And Intel was supposed to have 14nm FinFET products by now right? It has canned its Chandler Arizona plant which was supposed to begin 14nm manufacturing and 450nm wafers.Your end-2015 estimate for FinFET seems optimistic to me.
So the process lead is reducing (I agree we have to wait till 2015 to see if TSMC as well as SMSG/GF can bring their equivalent node to the market). Manufacturing advantage (in the form of brand new fab) is no longer there.
That's like saying that FX-9590 can compete with i7. Yes it might be able to compete, but its TDP is twice as much.

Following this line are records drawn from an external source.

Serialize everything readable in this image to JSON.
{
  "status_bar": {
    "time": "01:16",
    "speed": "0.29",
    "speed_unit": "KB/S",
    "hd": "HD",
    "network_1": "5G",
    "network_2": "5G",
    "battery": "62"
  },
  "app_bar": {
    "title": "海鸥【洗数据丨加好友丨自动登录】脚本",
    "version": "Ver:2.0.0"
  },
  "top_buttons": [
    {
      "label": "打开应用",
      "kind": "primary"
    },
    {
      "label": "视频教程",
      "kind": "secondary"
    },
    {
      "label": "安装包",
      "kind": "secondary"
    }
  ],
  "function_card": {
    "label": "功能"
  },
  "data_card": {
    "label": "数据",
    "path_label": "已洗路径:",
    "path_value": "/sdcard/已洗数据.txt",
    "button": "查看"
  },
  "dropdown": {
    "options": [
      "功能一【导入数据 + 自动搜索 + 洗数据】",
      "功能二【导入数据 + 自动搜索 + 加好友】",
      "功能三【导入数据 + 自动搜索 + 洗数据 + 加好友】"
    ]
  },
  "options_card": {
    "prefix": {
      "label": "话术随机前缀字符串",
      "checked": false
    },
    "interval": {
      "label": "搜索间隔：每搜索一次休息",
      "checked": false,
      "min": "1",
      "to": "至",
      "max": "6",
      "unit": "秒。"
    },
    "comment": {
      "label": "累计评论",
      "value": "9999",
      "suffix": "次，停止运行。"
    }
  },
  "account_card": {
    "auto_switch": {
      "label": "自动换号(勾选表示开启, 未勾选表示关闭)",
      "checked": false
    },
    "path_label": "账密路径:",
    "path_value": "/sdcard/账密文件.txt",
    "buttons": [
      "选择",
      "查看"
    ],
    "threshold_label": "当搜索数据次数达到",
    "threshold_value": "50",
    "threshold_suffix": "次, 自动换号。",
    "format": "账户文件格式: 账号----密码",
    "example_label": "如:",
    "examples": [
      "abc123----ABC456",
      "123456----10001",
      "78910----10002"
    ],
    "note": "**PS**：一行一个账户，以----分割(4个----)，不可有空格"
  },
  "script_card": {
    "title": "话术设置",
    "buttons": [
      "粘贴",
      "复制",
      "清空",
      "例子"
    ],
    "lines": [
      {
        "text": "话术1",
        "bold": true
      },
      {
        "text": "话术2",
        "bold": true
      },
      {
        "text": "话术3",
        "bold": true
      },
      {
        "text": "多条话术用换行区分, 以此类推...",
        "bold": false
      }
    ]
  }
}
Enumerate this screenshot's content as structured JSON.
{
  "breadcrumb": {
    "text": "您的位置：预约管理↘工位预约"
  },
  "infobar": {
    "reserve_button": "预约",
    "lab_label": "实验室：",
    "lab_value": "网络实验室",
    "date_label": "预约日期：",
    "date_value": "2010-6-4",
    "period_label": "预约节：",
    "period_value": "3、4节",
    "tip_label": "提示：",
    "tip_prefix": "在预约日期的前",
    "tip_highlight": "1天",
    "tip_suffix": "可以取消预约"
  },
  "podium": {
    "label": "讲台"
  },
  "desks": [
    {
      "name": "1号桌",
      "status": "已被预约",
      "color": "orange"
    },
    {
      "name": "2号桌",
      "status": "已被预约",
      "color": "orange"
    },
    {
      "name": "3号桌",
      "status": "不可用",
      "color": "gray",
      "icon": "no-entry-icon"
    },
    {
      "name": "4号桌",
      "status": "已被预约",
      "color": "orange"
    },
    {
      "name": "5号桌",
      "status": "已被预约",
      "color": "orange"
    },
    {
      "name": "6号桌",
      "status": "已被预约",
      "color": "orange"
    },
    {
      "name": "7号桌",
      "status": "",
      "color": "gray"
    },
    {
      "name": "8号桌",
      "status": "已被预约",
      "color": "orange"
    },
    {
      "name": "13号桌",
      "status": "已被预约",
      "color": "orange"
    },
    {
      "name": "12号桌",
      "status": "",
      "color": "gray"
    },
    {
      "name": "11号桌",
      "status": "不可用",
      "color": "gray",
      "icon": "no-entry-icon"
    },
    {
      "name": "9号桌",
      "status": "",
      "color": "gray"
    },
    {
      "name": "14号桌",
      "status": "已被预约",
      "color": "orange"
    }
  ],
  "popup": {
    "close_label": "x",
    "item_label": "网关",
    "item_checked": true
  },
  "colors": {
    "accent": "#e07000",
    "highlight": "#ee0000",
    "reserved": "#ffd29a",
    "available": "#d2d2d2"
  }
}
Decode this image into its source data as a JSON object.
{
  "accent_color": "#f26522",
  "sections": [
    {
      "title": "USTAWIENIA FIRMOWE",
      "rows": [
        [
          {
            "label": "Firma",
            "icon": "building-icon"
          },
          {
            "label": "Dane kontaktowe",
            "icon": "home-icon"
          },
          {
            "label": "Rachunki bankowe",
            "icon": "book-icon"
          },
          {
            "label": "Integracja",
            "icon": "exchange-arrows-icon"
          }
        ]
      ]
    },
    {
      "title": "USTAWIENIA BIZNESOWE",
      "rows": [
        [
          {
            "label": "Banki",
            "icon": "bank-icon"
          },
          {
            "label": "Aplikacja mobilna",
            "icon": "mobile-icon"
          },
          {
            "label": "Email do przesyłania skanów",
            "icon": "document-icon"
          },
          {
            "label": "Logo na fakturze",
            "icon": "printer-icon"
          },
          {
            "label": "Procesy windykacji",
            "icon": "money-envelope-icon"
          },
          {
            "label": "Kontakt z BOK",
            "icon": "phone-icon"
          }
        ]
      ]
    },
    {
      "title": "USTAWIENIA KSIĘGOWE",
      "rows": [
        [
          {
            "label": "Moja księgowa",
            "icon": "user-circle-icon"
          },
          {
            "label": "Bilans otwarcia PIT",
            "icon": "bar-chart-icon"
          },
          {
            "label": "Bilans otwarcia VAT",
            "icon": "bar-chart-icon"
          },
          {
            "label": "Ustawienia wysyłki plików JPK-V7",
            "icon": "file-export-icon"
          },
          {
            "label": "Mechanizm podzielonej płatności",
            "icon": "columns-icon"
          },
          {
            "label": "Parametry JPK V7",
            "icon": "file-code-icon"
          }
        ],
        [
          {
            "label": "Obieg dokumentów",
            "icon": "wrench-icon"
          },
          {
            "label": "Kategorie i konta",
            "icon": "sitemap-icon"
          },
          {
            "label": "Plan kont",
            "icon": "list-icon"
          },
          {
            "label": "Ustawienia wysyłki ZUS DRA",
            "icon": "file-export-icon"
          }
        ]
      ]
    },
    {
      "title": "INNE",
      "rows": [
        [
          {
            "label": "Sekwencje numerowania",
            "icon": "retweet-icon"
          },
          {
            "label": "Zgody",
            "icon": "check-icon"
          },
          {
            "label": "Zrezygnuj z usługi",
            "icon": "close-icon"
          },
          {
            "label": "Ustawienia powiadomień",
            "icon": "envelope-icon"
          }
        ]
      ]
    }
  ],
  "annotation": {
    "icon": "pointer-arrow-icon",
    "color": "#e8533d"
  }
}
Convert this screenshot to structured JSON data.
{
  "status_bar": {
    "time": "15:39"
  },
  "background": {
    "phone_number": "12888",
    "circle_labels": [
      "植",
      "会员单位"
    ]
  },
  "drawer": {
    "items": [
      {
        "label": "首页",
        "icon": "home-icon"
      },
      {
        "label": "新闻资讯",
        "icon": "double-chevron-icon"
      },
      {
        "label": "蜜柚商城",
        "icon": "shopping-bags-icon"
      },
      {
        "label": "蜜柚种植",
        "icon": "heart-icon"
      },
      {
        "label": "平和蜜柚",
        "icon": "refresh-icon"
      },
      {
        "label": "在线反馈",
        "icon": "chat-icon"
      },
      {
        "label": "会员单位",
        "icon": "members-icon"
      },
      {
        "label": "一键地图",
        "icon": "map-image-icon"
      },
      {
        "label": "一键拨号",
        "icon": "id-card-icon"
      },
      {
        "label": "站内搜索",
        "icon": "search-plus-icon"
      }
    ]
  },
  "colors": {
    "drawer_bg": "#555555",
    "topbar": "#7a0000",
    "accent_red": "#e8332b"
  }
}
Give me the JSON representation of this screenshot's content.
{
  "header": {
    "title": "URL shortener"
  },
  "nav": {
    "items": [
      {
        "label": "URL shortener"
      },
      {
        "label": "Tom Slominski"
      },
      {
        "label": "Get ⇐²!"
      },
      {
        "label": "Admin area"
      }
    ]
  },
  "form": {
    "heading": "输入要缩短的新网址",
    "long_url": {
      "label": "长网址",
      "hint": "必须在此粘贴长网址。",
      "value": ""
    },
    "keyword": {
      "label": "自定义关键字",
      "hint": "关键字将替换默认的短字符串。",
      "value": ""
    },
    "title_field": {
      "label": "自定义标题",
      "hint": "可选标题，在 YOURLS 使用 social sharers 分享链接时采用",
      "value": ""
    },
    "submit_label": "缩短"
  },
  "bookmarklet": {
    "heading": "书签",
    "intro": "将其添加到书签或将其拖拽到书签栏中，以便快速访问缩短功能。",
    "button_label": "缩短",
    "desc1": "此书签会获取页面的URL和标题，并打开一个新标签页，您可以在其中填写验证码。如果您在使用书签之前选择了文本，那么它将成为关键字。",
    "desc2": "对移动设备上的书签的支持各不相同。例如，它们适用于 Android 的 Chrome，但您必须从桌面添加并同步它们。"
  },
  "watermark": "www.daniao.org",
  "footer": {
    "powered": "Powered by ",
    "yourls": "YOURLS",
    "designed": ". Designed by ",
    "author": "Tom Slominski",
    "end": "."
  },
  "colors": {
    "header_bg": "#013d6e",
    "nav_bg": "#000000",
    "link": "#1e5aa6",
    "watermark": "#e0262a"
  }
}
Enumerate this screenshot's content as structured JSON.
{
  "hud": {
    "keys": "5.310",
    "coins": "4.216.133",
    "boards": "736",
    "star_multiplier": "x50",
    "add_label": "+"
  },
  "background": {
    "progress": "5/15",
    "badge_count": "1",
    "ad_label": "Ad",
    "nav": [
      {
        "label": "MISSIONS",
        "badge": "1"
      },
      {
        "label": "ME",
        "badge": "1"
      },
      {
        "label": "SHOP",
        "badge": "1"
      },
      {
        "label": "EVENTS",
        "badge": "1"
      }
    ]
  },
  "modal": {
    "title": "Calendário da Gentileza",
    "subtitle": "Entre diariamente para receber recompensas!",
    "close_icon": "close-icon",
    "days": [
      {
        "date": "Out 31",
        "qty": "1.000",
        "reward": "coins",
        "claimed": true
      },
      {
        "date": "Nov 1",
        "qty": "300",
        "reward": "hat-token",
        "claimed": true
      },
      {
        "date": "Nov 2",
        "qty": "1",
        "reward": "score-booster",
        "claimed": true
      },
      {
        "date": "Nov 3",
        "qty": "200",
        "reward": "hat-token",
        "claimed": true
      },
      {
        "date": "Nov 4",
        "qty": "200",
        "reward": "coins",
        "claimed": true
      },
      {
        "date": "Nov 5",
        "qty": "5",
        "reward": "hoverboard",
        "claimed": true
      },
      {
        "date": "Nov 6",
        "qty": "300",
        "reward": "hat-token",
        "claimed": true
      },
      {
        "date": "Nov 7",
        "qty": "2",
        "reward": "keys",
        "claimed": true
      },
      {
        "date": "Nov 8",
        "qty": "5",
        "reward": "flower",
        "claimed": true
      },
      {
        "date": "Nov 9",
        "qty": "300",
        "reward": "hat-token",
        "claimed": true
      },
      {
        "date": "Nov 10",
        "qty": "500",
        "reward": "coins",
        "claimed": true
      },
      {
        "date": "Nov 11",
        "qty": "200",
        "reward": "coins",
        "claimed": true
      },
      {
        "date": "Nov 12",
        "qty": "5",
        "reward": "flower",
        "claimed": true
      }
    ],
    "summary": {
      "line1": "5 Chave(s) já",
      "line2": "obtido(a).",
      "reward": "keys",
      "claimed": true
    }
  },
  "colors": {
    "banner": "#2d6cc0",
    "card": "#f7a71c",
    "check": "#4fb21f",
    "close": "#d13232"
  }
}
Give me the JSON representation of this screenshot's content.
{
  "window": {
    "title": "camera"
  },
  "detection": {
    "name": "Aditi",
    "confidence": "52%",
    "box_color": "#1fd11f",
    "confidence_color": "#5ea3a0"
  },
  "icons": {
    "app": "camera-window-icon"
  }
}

We all can agree that the area that is "hot" for all chip manufacturers is how "cool" they can get their products run. That is precisely the reason 22nm Haswell provided very little performance improvements over Ivy but improved the performance/power markedly.
Similarly AMD too has been moving in that direction since Richland (which was better power Trinity at the same 32nm PD-SOI) as well with Steamroller now going into 28nm Bulk HKMG at 95W max TDP to Carrizo which will be 65W max TDP at the above node.
So now we have the following based on the below 2 leaks that WCCFTECH has posted.
http://wccftech.com/amd-mobile-kaveri-crystal-series-leaked/ - Models
http://wccftech.com/amd-kaveri-mobile-apus-vs-ulv-haswell-benchmarks/ - Comparisons
At the ULV category (19W), AMD is closing greatly on CPU performance (bettering i5 and i3 and possibly losing to i7), and extending the Graphics lead more.
We still have not factored in the future potential with HSA which would be a bonus.
And ULV too is a cash cow compared to desktops due to it ending in notebooks, 2 in 1s or in rare cases, even high-end tablets (like Surface Pro variants). Now AMD is competing in atleast some of them. And with 28nm product reaching 22nm performance at the same/similar power envelope.
Add to it we have Beema and Mullins going into the Baytrail territory with better performance/watt at the same 28nm but GF instead of TSMC.
So the 1+ node advantage + architectural advantage (Haswell vs the Dozer) + Single thread advantage is slowly being undercut in the x64 world.
Add to it AMD has a dedicated revenue stream from its console SOCs where it need not compete with INTC. So it can fight Intel in the x64 area with renewed vigor and that is happening.
Today an Apple dual core ARMv8 ISA compatible custom SOC @ 1.3GHz processor (purely for mobile) made at 28nm HKMG puts out equal or better performance than a quad x64 core Baytrail manufactured at 22nm FinFET under Geekbench running at higher clock speed. That shows that with the right design team, ARM can scale up and compete in the target market. It also shows that x86/x64 can scale down but the momentum is on the ARM side for now and INTC is being attacked (bitten) from all sides. As INTC tries to shut ARM from the latter's strong areas and losing money in the process, its traditional safe money making markets are being attacked/put to risk with another "ARM"y of Davids.